A europeização pode suscitar problemas relevantes que convém
analisar:
·
Quando há invocação perante um tribunal
nacional da invalidade de uma norma ou de um acto de Direito Europeu como devem
os tribunais nacionais decidir? O juiz nacional não tem competência para
declarar a nulidade ou anular esse acto dado o princípio da separação entre a
jurisdição nacional e a europeia mas se pelo menos tiver dúvidas sobre ela e
entender que a resposta é condição da boa resolução do litígio está obrigado, mesmo
que da sentença do tribunal em causa caiba recurso jurisdicional no âmbito do
direito interno, a suscitar perante o TJ a questão prejudicial de apreciação de
invalidade do acto de Direito Europeu – caso Foto-Frost[2] – apesar de não estar expressamente
previsto no Tratado os estados membros seguem-no pacificamente. A justificação
avançada para esta solução é a da aspiração a uma uniformidade de aplicação do
Direito Europeu e também por razões de segurança jurídica.
·
Pode ainda suscitar-se a questão da possível
violação do princípio da igualdade: para assegurar a efectividade do Direito
Europeu, este tem de moldar os direitos nacionais. Não podem os particulares
ficar sujeitos a condições mais desfavoráveis no âmbito da aplicação do direito
interno do que resultaria da aplicação do Direito Europeu. Como exemplo podemos
indicar o caso da responsabilidade extracontratual do estado por incumprimento
do Direito Europeu. É sabido que o TJ admite a responsabilidade extracontratual
dos estados gerada por actos não normativos nomeadamente os administrativos e
os jurisdicionais. O critério para a efectivação da reparação é a reposição da
situação hipotética actual e deve também ser esse o critério adoptado quando a
violação se dá apenas no plano interno. Está previsto no 4º/2 a), 2ª parte CPTA
e na lei também não pode ser (nem é!) outro o critério adoptado (art. 3º nº1 da
lei 67/2007). Caso as soluções divergissem poderia gerar-se uma situação de
discriminação negativa quando se aplicasse o direito de fonte interna e poderia,
no limite, levar à discriminação de nacionais perante não nacionais.

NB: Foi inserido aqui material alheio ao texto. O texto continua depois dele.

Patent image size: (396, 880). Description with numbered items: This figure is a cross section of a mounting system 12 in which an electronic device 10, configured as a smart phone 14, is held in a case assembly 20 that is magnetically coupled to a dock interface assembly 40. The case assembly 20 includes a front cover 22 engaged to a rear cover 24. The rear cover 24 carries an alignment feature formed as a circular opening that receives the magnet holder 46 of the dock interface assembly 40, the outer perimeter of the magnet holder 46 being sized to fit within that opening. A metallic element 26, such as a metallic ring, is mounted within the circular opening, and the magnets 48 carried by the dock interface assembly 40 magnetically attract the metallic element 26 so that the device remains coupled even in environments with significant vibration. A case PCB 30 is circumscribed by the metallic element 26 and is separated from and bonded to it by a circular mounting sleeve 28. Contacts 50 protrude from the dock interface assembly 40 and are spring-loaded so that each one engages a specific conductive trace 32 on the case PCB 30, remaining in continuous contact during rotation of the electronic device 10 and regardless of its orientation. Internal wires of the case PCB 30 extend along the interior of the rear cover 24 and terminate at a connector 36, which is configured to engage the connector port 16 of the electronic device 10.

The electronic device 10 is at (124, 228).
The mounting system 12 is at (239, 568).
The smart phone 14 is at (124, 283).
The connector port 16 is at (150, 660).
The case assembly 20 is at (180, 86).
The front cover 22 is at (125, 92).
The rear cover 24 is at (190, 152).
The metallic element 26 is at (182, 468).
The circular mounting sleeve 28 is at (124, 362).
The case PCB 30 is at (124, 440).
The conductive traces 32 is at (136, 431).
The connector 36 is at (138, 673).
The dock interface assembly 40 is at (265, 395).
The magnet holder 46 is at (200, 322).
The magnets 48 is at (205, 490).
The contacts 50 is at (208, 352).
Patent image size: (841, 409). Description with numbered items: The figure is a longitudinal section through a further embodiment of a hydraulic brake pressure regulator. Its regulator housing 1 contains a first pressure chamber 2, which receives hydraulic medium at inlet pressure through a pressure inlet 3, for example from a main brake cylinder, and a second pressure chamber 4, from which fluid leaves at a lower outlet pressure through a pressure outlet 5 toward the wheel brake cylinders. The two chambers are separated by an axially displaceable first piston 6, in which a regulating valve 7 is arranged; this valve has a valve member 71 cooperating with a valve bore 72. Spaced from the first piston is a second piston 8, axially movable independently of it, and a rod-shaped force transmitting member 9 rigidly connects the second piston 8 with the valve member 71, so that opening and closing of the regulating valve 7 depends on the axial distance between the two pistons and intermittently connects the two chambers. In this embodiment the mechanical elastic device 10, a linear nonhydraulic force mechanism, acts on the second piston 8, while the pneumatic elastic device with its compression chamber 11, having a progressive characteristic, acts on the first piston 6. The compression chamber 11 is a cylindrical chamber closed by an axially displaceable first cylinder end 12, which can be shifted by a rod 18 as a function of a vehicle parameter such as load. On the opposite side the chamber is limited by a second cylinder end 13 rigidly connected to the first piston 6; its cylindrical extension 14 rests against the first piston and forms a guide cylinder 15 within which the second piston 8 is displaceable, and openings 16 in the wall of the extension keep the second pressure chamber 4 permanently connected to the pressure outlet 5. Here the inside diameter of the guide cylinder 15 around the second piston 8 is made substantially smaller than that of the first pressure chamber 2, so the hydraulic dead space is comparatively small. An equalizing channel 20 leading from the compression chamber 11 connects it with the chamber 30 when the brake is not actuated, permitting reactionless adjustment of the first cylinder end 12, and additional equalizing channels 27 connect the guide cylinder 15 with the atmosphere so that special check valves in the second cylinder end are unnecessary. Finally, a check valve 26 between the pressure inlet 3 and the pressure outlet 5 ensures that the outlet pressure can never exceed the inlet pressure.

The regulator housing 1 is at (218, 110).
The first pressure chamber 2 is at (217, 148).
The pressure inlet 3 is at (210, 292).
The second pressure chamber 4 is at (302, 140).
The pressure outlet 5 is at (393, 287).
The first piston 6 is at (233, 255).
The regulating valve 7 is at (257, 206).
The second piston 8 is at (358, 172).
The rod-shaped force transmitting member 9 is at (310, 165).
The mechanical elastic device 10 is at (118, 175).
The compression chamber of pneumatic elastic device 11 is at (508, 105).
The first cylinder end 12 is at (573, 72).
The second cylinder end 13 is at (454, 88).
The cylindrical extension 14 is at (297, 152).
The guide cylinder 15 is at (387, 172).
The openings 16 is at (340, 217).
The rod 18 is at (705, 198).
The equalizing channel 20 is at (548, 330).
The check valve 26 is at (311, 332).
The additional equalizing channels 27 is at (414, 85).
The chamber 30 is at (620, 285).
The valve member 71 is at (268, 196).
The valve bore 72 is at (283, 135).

É ainda importante ressalvar que
o fenómeno da europeização do
Direito Administrativo não pode ser interpretado como destruindo as
especificidades que os direitos nacionais apresentam. Esta solução é imposta
pelo princípio da subsidiariedade (previsto no Tratado da União Europeia, na
versão resultante do Tratado de Lisboa assim como nas anteriores). Os estados-membros
devem ser capazes de criar um Direito Administrativo nacional que dê plena
eficácia ao Direito Europeu na respectiva ordem interna e no tocante ao Contencioso
Administrativo, nomeadamente através de uma justiça célere, de qualidade e
eficaz. Se não o conseguirem fazer o Direito Europeu terá de se substituir aos Direitos
Administrativos nacionais.
Começa a discutir-se o nascimento
de um Direito Administrativo global que já vai em estado adiantado no que diz
respeito à OMC mas que ainda não pode ser generalizado.
[1] Tomando
como exemplo o acórdão Antonissen de
20 de Fevereiro de 2007. – Processo C-344/95.
[2]
Acórdão do Tribunal de Justiça de 22 de Outubro
de 1987. – FOTO-FROST contra HAUPTZOLLAMT LUEBECK- OST. – pedido de decisão
prejudicial apreciado pelo Finanzgericht Hamburg. – Incompetência dos tribunais
nacionais para declararem a invalidade dos actos comunitários – Processo
314/85.
Bibliografia
· SILVA, Vasco Pereira da, O Contencioso Administrativo no Divã da Psicanálise, 2ª edição, Almedina, 2009, págs.106 a 150.
· Quadros, Fausto, A europeização do Contencioso Administrativo in Estudos em Homenagem ao prof. Dr. Marcello Caetano no centenário do seu nascimento, 2006.